Are you an early bird or a rat? Do you have great ideas that propel you to make a move right away or do you wait in the background to see if the innovative idea can be improved upon and then make your move? There is no right or wrong answer. The world needs creative innovators who are hungry to give the world a new idea. These early birds can capture the attention of the masses with a truly thought leading proposition if they can listen to the market and not let perfection be the enemy of accomplishment. The world also needs those rats that come along after the initial opportunity has been presented so that they may add to or modify a brilliant idea. A second rat can learn plenty from the mistakes of the early bird and wind up with a tasty chunk of cheese.
As an innovator and a consultant to technology investors, I meet a lot of rats. Rats are the people who are curious and hungry creatures seeking opportunity in new and sometimes odd places. You may have referred to these people as innovators, first movers, or thought leaders. Many times they are wild visionaries who are 15 years ahead of their time. They are creative and daring, but often fail because they fall victim to their own creativity and uncontrolled courage.
The innovator or first mover is like the daring rat who comes first upon the cheese and in trying to secure the reward for his exploration, trips the spring and winds up with a snapped neck and no cheese. Sadly, the very next rat to appear on the scene gets the cheese with little or no risk of his own.
The rat that waits and watches often gets the best of both worlds; He risks very little while reaping what he didn’t earn.

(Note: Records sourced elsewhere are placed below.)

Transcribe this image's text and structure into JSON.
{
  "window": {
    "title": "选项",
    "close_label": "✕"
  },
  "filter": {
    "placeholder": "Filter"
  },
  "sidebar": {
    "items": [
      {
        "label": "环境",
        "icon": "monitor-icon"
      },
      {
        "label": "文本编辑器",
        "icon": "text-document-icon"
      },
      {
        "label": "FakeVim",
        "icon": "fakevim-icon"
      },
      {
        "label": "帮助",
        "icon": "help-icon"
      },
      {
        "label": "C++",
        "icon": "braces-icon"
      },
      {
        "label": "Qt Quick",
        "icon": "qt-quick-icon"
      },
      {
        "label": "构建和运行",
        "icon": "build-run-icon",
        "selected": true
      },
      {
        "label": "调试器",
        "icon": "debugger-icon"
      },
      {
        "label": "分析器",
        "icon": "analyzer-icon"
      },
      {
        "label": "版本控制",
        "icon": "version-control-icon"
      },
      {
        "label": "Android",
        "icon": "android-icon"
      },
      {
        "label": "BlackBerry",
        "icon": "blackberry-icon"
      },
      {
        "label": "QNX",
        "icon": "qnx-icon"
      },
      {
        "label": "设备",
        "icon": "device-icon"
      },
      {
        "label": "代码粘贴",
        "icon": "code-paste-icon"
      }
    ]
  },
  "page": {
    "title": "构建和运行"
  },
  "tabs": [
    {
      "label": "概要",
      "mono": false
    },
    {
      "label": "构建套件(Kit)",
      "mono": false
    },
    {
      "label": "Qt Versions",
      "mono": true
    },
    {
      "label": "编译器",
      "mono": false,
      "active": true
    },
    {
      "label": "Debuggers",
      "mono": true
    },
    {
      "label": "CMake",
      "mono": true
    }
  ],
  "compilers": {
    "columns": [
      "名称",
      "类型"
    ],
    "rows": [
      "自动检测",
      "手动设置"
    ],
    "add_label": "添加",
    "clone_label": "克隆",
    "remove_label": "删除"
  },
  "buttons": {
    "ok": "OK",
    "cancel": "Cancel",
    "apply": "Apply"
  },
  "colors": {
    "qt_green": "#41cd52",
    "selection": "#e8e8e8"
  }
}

I see this scenario often. First movers don’t always receive the reward equal to their risk. Too often they run out of resources trying to make it to the financial finish line. Capital runs dry, or even worse, they spent money advancing the thought process or innovation only to be quickly surpassed by a technical iteration that changes the value landscape permanently. I love being the second rat as an innovator. Significant value is received by learning from the mistakes of the first mover. Just like a strategic distance runner who waits in the middle of the pack for his chance to win at the end, the second rat allows the first to take risks many times greater than the second.
Getting the Worm
So who is this “early bird?” Is there a time when the first mover has an advantage? The answer is yes. There are times when the first mover is like the early bird. If a first mover can complete and launch before iterative advancements make the early mover’s work obsolete, then the early bird “gets the worm.”

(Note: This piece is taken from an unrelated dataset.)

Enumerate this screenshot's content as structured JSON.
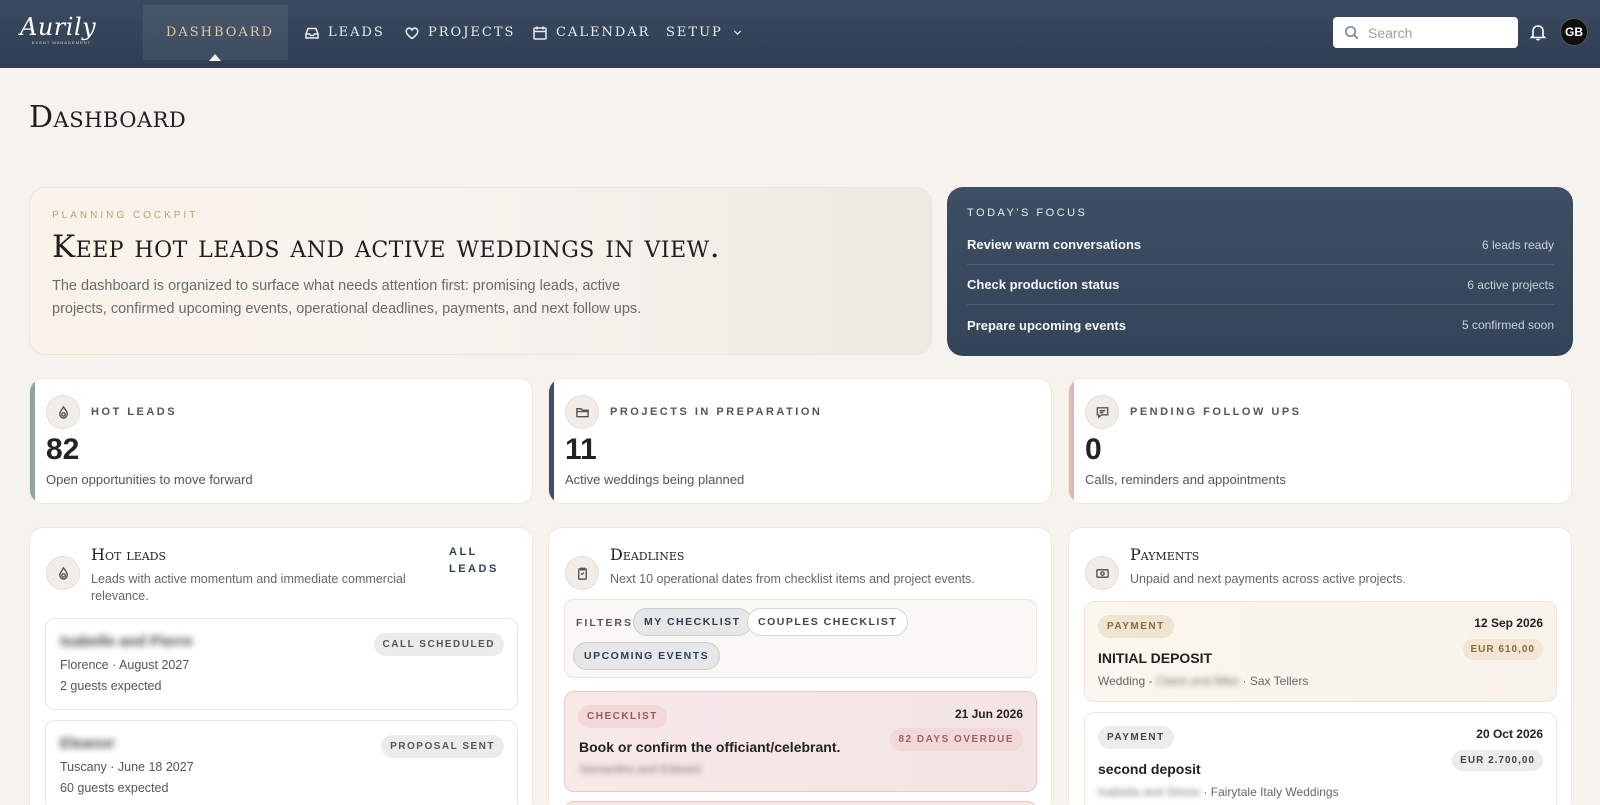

The key to early bird success is two-fold:
1) Don’t let perfection be the enemy of accomplishment. By this I mean, don’t waste all your time and money adding extras no one cares about. Be 15 minutes ahead of your time, NOT 15 years. 2) Get to the market with ears wide open. Your launch should be dynamic and ready for adjustment. Listen to the market. But most importantly, get out there! The key to a “land grab” in business is to “GRAB THE LAND.” Take market share while it is available to take.
A smart innovator launches with 25% of their startup capital in reserves. A brilliant innovator has reserves and capital in the waiting to grow rapidly once the concept is proven and iterative adjustments are realized.
Think on these scenarios and apply them to your business. Are you able to grab market share with a truly thought leading proposition? Or are you able to watch others and leverage their work for your advancement? There is no right or wrong. This is only the optimum solution for a specific situation at a specific time. Meditate on these words until they are part of you and you just might wind up with the cheese.